Checking for NULL before deleting and setting a pointer to NULL after deletion is troublesome in my opinion for many reasons.
Not only is it useless code and needless work (C++ guarantees that deleting NULL is a no-op). Code that doesn't add value should not be written. More code means not only extra opportunities for mistakes and wasted CPU cycles, but also "noise". Your brain can do so and so many things per second, and more text means that it needs to pick up more information. Skipping over a single if is no big deal, but then again, something that is entirely useless is kind of "expensive" even when the cost is otherwise neglegible.
But more importantly, it is also the wrong approach. Deleting resources should be well-defined, controlled, and guaranteed (read as: exception safe). It should not be "random" or some kind of guesswork with workarounds that prevent a crash when things go wrong. If you double-delete an object, that is a programming error which needs to be corrected. This should never happen. If it happens, your program should crash, and it should crash early. If you prevent your program from crashing, you are coalescing wrong behaviour.
Also, the if(ptr) delete ptr; idiom can be a source of many-hours-wasted in "works fine in debugger, crashes otherwise" type of errors. When you have an uninitialized pointer and run the code in a debugger, this will "magically" work, because the debugger zero-initializes the variable.
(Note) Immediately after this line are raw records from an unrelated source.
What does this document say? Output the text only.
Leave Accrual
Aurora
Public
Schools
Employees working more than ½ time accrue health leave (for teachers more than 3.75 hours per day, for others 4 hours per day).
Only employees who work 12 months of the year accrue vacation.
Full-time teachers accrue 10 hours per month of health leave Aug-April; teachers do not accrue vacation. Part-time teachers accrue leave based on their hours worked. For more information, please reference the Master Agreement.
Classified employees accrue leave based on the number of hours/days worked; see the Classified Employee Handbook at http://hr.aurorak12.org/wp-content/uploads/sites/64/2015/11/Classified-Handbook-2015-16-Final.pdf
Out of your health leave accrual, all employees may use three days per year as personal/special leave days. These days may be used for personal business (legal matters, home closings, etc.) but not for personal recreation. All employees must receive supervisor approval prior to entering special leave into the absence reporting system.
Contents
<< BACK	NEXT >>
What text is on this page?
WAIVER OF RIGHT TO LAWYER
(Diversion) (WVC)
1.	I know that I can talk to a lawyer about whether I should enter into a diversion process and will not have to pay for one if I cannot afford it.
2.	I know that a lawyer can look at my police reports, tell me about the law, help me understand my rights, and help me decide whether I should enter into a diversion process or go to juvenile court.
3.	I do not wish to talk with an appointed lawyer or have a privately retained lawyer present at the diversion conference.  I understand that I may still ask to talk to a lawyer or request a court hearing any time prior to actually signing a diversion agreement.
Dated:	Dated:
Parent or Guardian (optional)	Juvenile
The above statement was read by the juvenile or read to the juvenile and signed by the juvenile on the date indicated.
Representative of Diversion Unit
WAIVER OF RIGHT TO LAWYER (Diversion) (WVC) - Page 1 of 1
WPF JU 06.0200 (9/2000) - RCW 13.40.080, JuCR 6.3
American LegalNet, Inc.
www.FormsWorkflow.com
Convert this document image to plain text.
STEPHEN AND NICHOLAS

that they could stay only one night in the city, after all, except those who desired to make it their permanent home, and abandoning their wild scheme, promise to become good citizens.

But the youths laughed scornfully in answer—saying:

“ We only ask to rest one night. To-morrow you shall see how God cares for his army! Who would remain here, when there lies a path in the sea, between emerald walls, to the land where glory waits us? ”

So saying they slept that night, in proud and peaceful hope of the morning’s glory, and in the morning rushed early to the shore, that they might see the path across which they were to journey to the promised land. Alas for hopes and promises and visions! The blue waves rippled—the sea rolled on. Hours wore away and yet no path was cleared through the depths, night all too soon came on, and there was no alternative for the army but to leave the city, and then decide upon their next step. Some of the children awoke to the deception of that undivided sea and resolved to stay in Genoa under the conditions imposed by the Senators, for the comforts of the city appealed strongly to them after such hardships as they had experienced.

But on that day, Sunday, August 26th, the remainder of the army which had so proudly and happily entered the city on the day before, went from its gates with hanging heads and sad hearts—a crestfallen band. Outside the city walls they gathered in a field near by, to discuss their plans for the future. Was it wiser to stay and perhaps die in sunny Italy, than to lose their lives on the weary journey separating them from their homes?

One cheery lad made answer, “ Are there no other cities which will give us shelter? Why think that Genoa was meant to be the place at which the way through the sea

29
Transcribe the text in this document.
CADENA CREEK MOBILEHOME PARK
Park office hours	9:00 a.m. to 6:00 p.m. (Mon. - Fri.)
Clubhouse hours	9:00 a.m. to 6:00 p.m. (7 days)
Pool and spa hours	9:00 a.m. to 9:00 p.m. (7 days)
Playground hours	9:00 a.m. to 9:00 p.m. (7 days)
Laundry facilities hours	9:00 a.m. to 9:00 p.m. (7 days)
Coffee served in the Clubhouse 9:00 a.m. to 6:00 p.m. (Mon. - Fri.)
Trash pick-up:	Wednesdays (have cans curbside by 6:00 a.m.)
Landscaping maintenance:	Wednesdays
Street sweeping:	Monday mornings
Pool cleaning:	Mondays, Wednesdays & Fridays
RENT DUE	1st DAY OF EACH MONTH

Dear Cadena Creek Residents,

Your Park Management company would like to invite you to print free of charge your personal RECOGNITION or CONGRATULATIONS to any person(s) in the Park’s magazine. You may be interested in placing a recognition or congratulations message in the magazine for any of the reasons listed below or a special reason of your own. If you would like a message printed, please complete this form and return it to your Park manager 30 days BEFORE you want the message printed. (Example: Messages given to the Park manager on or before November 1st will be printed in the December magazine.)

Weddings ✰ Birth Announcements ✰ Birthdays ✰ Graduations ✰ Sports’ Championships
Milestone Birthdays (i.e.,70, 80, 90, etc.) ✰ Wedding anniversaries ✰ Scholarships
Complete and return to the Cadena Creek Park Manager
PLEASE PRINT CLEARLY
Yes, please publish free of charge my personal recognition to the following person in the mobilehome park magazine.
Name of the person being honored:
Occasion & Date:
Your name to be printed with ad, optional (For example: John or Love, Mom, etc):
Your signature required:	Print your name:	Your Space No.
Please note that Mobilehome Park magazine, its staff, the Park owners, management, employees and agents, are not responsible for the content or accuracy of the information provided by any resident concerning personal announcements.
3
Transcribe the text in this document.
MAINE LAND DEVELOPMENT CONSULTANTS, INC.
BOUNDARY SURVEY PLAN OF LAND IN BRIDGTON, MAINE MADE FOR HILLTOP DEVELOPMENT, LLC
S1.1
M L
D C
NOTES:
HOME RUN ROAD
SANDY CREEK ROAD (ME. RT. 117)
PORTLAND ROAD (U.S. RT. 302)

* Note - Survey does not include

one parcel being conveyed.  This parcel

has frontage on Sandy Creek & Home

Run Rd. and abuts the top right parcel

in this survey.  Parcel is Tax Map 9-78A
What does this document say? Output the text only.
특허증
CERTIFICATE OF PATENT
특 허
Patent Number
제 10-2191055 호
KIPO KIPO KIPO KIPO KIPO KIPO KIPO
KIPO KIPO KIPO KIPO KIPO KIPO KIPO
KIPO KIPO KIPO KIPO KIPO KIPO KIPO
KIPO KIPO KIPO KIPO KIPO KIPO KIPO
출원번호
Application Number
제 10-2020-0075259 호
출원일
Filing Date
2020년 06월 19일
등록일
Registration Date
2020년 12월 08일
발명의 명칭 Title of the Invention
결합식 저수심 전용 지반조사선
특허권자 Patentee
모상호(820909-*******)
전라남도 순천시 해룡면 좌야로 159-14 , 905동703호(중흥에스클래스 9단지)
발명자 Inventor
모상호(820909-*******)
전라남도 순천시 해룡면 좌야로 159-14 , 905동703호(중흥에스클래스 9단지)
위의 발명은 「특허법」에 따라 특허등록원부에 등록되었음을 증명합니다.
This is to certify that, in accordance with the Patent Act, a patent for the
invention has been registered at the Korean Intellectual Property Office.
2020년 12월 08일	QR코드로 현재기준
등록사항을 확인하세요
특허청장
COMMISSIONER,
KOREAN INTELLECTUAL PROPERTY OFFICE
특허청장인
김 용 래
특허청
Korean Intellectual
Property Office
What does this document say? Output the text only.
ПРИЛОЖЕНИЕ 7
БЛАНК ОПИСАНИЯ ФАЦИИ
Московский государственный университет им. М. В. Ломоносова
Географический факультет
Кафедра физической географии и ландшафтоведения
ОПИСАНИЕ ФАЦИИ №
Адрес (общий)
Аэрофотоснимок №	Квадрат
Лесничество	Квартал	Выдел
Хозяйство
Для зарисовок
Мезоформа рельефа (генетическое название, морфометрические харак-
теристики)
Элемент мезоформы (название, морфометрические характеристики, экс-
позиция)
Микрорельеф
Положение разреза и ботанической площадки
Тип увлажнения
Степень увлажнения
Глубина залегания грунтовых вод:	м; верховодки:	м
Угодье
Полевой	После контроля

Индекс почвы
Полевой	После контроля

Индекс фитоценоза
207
It would of course also "magically work" without the if condition (since the standard guarantees that). However, you have a chance (depends on the quality of your allocator and/or CRT and/or debugger) to get a "deleted null pointer in line..." warning. When there is an if(ptr) in the way, delete is never called. You've successfully eleminated the most helpful hint that would tell you what has gone wrong.
When you run the program outside the debugger, it will attempt to delete some random memory address and crash (or, if you are very unlucky... not crash, or crash sometimes, because you've incidentially gotten a valid address). So you spend hours trying to figure why it works "fine" in the debugger, but crashes otherwise.